Die Trilogie beginnt 2015, 12 Jahre also nach Nads bis dahin letztem Soloalbum Sylvanite (2003).
Im Booklet wird deutlich gemacht, dass mit diesem Release ein Traum für Nad wahr geworden ist und dass die Stimme von Freiheit anklingt. Und in den Kontext gerückt macht es durchaus Sinn: Das Album entstand mit dem Schwung im Rücken, der Lead-Sänger bei Hackett zu sein und kurz zuvor seinen Job gekündigt zu haben, um sich voll der Musik zu widmen. Dazu kommt, dass das Konzept von vornherein als Trilogie ausgelegt war und man mit dem ersten Teil natürlich vorlegen muss, um Interesse für die geplanten Nachfolger zu wahren. Insofern ist es sicherlich nicht einfach, immer den richtigen Ton zu treffen und die Handlungsdynamiken über einen so langen Zeitraum spannend zu halten. Vorab: Nad hat es hinbekommen – durch ausgefeilte Kompositionen, Vielseitigkeit und natürlich durch die richtigen Musiker. Vor allem aber klingen alle Alben unterschiedlich und verlagern sich auf andere Stile und klingen als ganze Trilogie doch kohärent und schlüssig.
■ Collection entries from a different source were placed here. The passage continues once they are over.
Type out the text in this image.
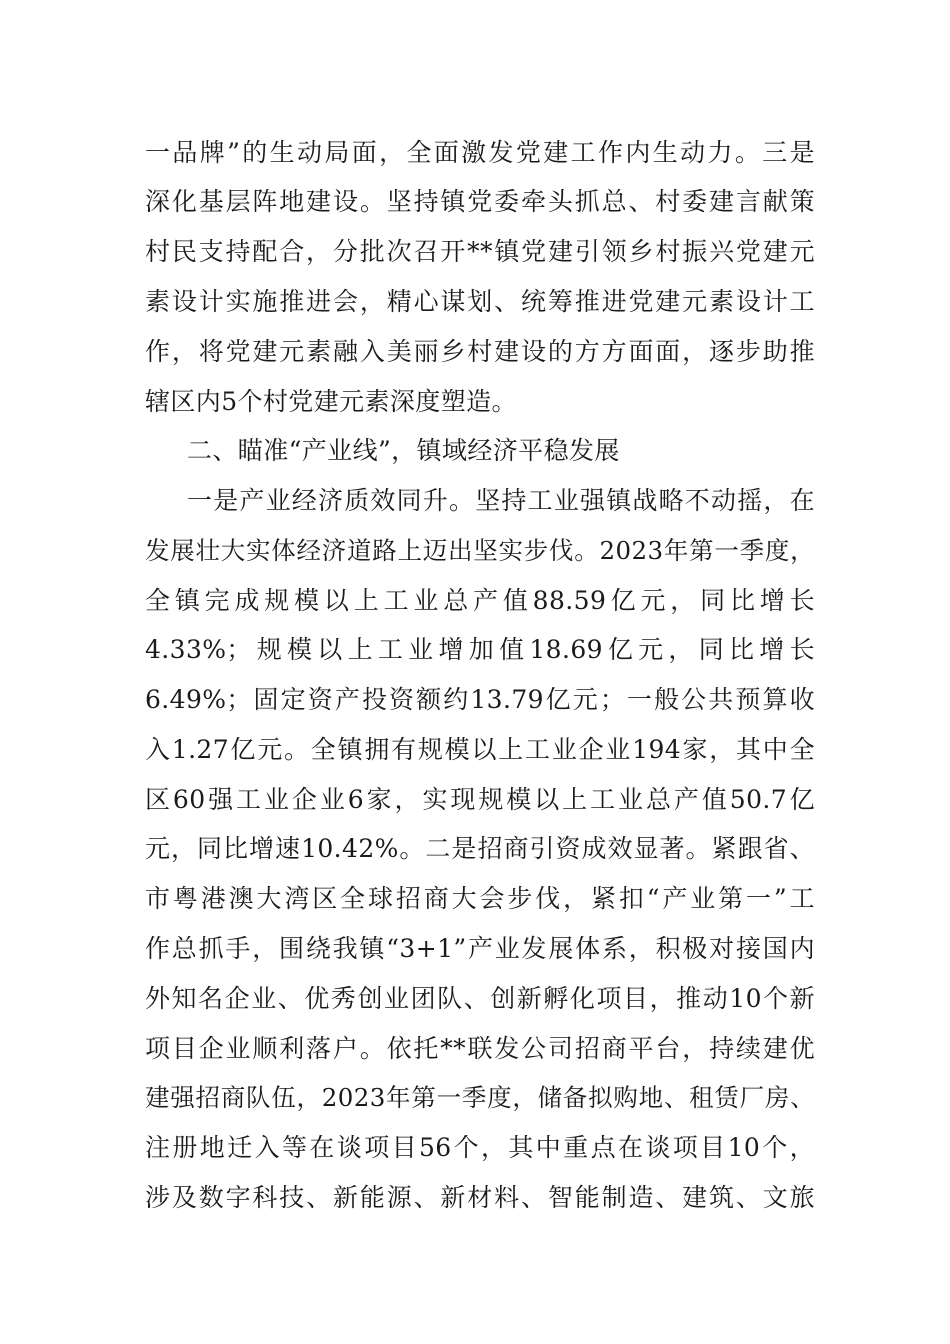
一品牌”的生动局面，全面激发党建工作内生动力。三是
深化基层阵地建设。坚持镇党委牵头抓总、村委建言献策
村民支持配合，分批次召开**镇党建引领乡村振兴党建元
素设计实施推进会，精心谋划、统筹推进党建元素设计工
作，将党建元素融入美丽乡村建设的方方面面，逐步助推
辖区内5个村党建元素深度塑造。
二、瞄准“产业线”，镇域经济平稳发展
一是产业经济质效同升。坚持工业强镇战略不动摇，在
发展壮大实体经济道路上迈出坚实步伐。2023年第一季度，
全镇完成规模以上工业总产值88.59亿元，同比增长
4.33%；规模以上工业增加值18.69亿元，同比增长
6.49%；固定资产投资额约13.79亿元；一般公共预算收
入1.27亿元。全镇拥有规模以上工业企业194家，其中全
区60强工业企业6家，实现规模以上工业总产值50.7亿
元，同比增速10.42%。二是招商引资成效显著。紧跟省、
市粤港澳大湾区全球招商大会步伐，紧扣“产业第一”工
作总抓手，围绕我镇“3+1”产业发展体系，积极对接国内
外知名企业、优秀创业团队、创新孵化项目，推动10个新
项目企业顺利落户。依托**联发公司招商平台，持续建优
建强招商队伍，2023年第一季度，储备拟购地、租赁厂房、
注册地迁入等在谈项目56个，其中重点在谈项目10个，
涉及数字科技、新能源、新材料、智能制造、建筑、文旅
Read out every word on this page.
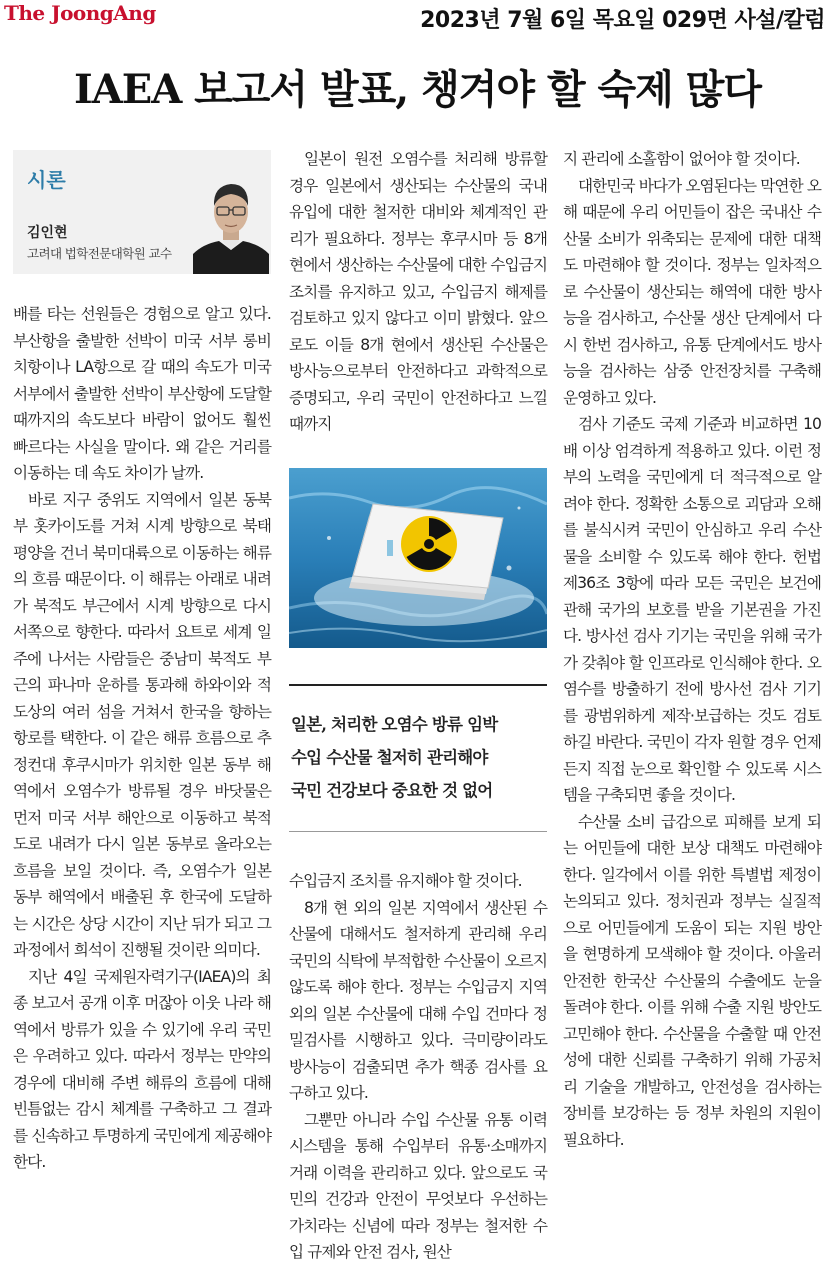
The JoongAng	2023년 7월 6일 목요일 029면 사설/칼럼
IAEA 보고서 발표, 챙겨야 할 숙제 많다
시론
김인현
고려대 법학전문대학원 교수

배를 타는 선원들은 경험으로 알고 있다. 부산항을 출발한 선박이 미국 서부 롱비치항이나 LA항으로 갈 때의 속도가 미국 서부에서 출발한 선박이 부산항에 도달할 때까지의 속도보다 바람이 없어도 훨씬 빠르다는 사실을 말이다. 왜 같은 거리를 이동하는 데 속도 차이가 날까.

바로 지구 중위도 지역에서 일본 동북부 홋카이도를 거쳐 시계 방향으로 북태평양을 건너 북미대륙으로 이동하는 해류의 흐름 때문이다. 이 해류는 아래로 내려가 북적도 부근에서 시계 방향으로 다시 서쪽으로 향한다. 따라서 요트로 세계 일주에 나서는 사람들은 중남미 북적도 부근의 파나마 운하를 통과해 하와이와 적도상의 여러 섬을 거쳐서 한국을 향하는 항로를 택한다. 이 같은 해류 흐름으로 추정컨대 후쿠시마가 위치한 일본 동부 해역에서 오염수가 방류될 경우 바닷물은 먼저 미국 서부 해안으로 이동하고 북적도로 내려가 다시 일본 동부로 올라오는 흐름을 보일 것이다. 즉, 오염수가 일본 동부 해역에서 배출된 후 한국에 도달하는 시간은 상당 시간이 지난 뒤가 되고 그 과정에서 희석이 진행될 것이란 의미다.

지난 4일 국제원자력기구(IAEA)의 최종 보고서 공개 이후 머잖아 이웃 나라 해역에서 방류가 있을 수 있기에 우리 국민은 우려하고 있다. 따라서 정부는 만약의 경우에 대비해 주변 해류의 흐름에 대해 빈틈없는 감시 체계를 구축하고 그 결과를 신속하고 투명하게 국민에게 제공해야 한다.

일본이 원전 오염수를 처리해 방류할 경우 일본에서 생산되는 수산물의 국내 유입에 대한 철저한 대비와 체계적인 관리가 필요하다. 정부는 후쿠시마 등 8개 현에서 생산하는 수산물에 대한 수입금지 조치를 유지하고 있고, 수입금지 해제를 검토하고 있지 않다고 이미 밝혔다. 앞으로도 이들 8개 현에서 생산된 수산물은 방사능으로부터 안전하다고 과학적으로 증명되고, 우리 국민이 안전하다고 느낄 때까지

일본, 처리한 오염수 방류 임박
수입 수산물 철저히 관리해야
국민 건강보다 중요한 것 없어

수입금지 조치를 유지해야 할 것이다.

8개 현 외의 일본 지역에서 생산된 수산물에 대해서도 철저하게 관리해 우리 국민의 식탁에 부적합한 수산물이 오르지 않도록 해야 한다. 정부는 수입금지 지역 외의 일본 수산물에 대해 수입 건마다 정밀검사를 시행하고 있다. 극미량이라도 방사능이 검출되면 추가 핵종 검사를 요구하고 있다.

그뿐만 아니라 수입 수산물 유통 이력 시스템을 통해 수입부터 유통·소매까지 거래 이력을 관리하고 있다. 앞으로도 국민의 건강과 안전이 무엇보다 우선하는 가치라는 신념에 따라 정부는 철저한 수입 규제와 안전 검사, 원산

지 관리에 소홀함이 없어야 할 것이다.

대한민국 바다가 오염된다는 막연한 오해 때문에 우리 어민들이 잡은 국내산 수산물 소비가 위축되는 문제에 대한 대책도 마련해야 할 것이다. 정부는 일차적으로 수산물이 생산되는 해역에 대한 방사능을 검사하고, 수산물 생산 단계에서 다시 한번 검사하고, 유통 단계에서도 방사능을 검사하는 삼중 안전장치를 구축해 운영하고 있다.

검사 기준도 국제 기준과 비교하면 10배 이상 엄격하게 적용하고 있다. 이런 정부의 노력을 국민에게 더 적극적으로 알려야 한다. 정확한 소통으로 괴담과 오해를 불식시켜 국민이 안심하고 우리 수산물을 소비할 수 있도록 해야 한다. 헌법 제36조 3항에 따라 모든 국민은 보건에 관해 국가의 보호를 받을 기본권을 가진다. 방사선 검사 기기는 국민을 위해 국가가 갖춰야 할 인프라로 인식해야 한다. 오염수를 방출하기 전에 방사선 검사 기기를 광범위하게 제작·보급하는 것도 검토하길 바란다. 국민이 각자 원할 경우 언제든지 직접 눈으로 확인할 수 있도록 시스템을 구축되면 좋을 것이다.

수산물 소비 급감으로 피해를 보게 되는 어민들에 대한 보상 대책도 마련해야 한다. 일각에서 이를 위한 특별법 제정이 논의되고 있다. 정치권과 정부는 실질적으로 어민들에게 도움이 되는 지원 방안을 현명하게 모색해야 할 것이다. 아울러 안전한 한국산 수산물의 수출에도 눈을 돌려야 한다. 이를 위해 수출 지원 방안도 고민해야 한다. 수산물을 수출할 때 안전성에 대한 신뢰를 구축하기 위해 가공처리 기술을 개발하고, 안전성을 검사하는 장비를 보강하는 등 정부 차원의 지원이 필요하다.
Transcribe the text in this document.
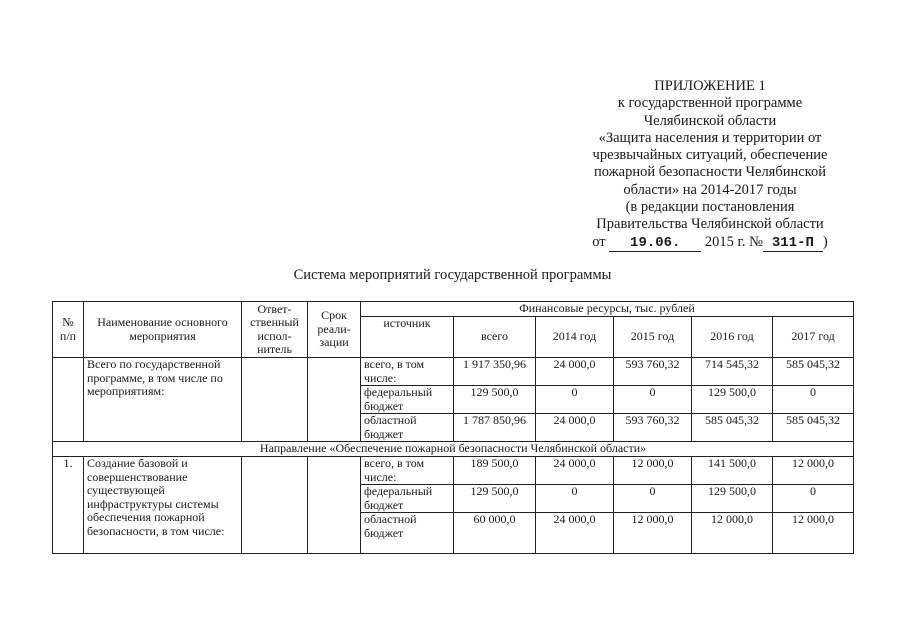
ПРИЛОЖЕНИЕ 1
к государственной программе
Челябинской области
«Защита населения и территории от
чрезвычайных ситуаций, обеспечение
пожарной безопасности Челябинской
области» на 2014-2017 годы
(в редакции постановления
Правительства Челябинской области
от 19.06. 2015 г. № 311-П )
Система мероприятий государственной программы
№ п/п	Наименование основного мероприятия	Ответ-ственный испол-нитель	Срок реали-зации	Финансовые ресурсы, тыс. рублей					
				источник	всего	2014 год	2015 год	2016 год	2017 год
	Всего по государственной программе, в том числе по мероприятиям:			всего, в том числе:	1 917 350,96	24 000,0	593 760,32	714 545,32	585 045,32
				федеральный бюджет	129 500,0	0	0	129 500,0	0
				областной бюджет	1 787 850,96	24 000,0	593 760,32	585 045,32	585 045,32
Направление «Обеспечение пожарной безопасности Челябинской области»									
1.	Создание базовой и совершенствование существующей инфраструктуры системы обеспечения пожарной безопасности, в том числе:			всего, в том числе:	189 500,0	24 000,0	12 000,0	141 500,0	12 000,0
				федеральный бюджет	129 500,0	0	0	129 500,0	0
				областной бюджет	60 000,0	24 000,0	12 000,0	12 000,0	12 000,0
Der Vampirate muss natürlich ein Schiff haben und so liegt der Fokus beim ersten Album auf Themen wie Seefahrt und Schiffen. Um kenntlich zu machen, welche Songs sich speziell mit dem Vampirate und seiner Geschichte befassen, sind fünf der insgesamt acht Songs als „log“ gekennzeichnet – ganz im Stil von klassischen Logbuch-Einträge, wie sie es in der Schifffahrt immer schon gegeben hat.
Carry Me Home (7:19)
So ist es nicht weiter verwunderlich, dass die Story mit Meeresrauschen beginnt, mit den Schritten der Menschen, die das Schiff betreten und – wie sollte es anders sein – mit dem Flügelschlag des Vampirate. Carry Me Home ist ein frischer und optimistischer Einstieg, der mit seiner lockeren und nicht allzu dichten Instrumentierung tatsächlich so leicht ankommt, wie eine sonnige Überfahrt. Das Thema und durchziehendes Leitmotiv des Meeres wird eingeführt, folgerichtig ist dies der Logbuch-Eintrag 1. Schon bei diesem Song zeigt sich die ganze Klasse der versammelten Musiker-Riege; der im Vordergrund stehende Bass von Nick Beggs galoppiert durch den Song, so wie der Vampirate durch die Lüfte schwingt – ohne jede Mühe. Er fließt in seinen über sieben Minuten dahin, über starke Harmonien, einen Mitsing-Refrain, der später noch einmal variiert wird und in einen schön ausgespielten Schlussteil mündet, den Rob Townsend mit der Flöte veredelt. Das Gitarrensolo ist bereits so charakteristisch, dass man gar nicht im Booklet nachsehen muss, um festzustellen, dass es Hackett ist. In diesem Song wird Jade Ell als Background-Sängerin eingeführt – eine wichtige Rolle, die auch bei den Folgealben zur Geltung kommt.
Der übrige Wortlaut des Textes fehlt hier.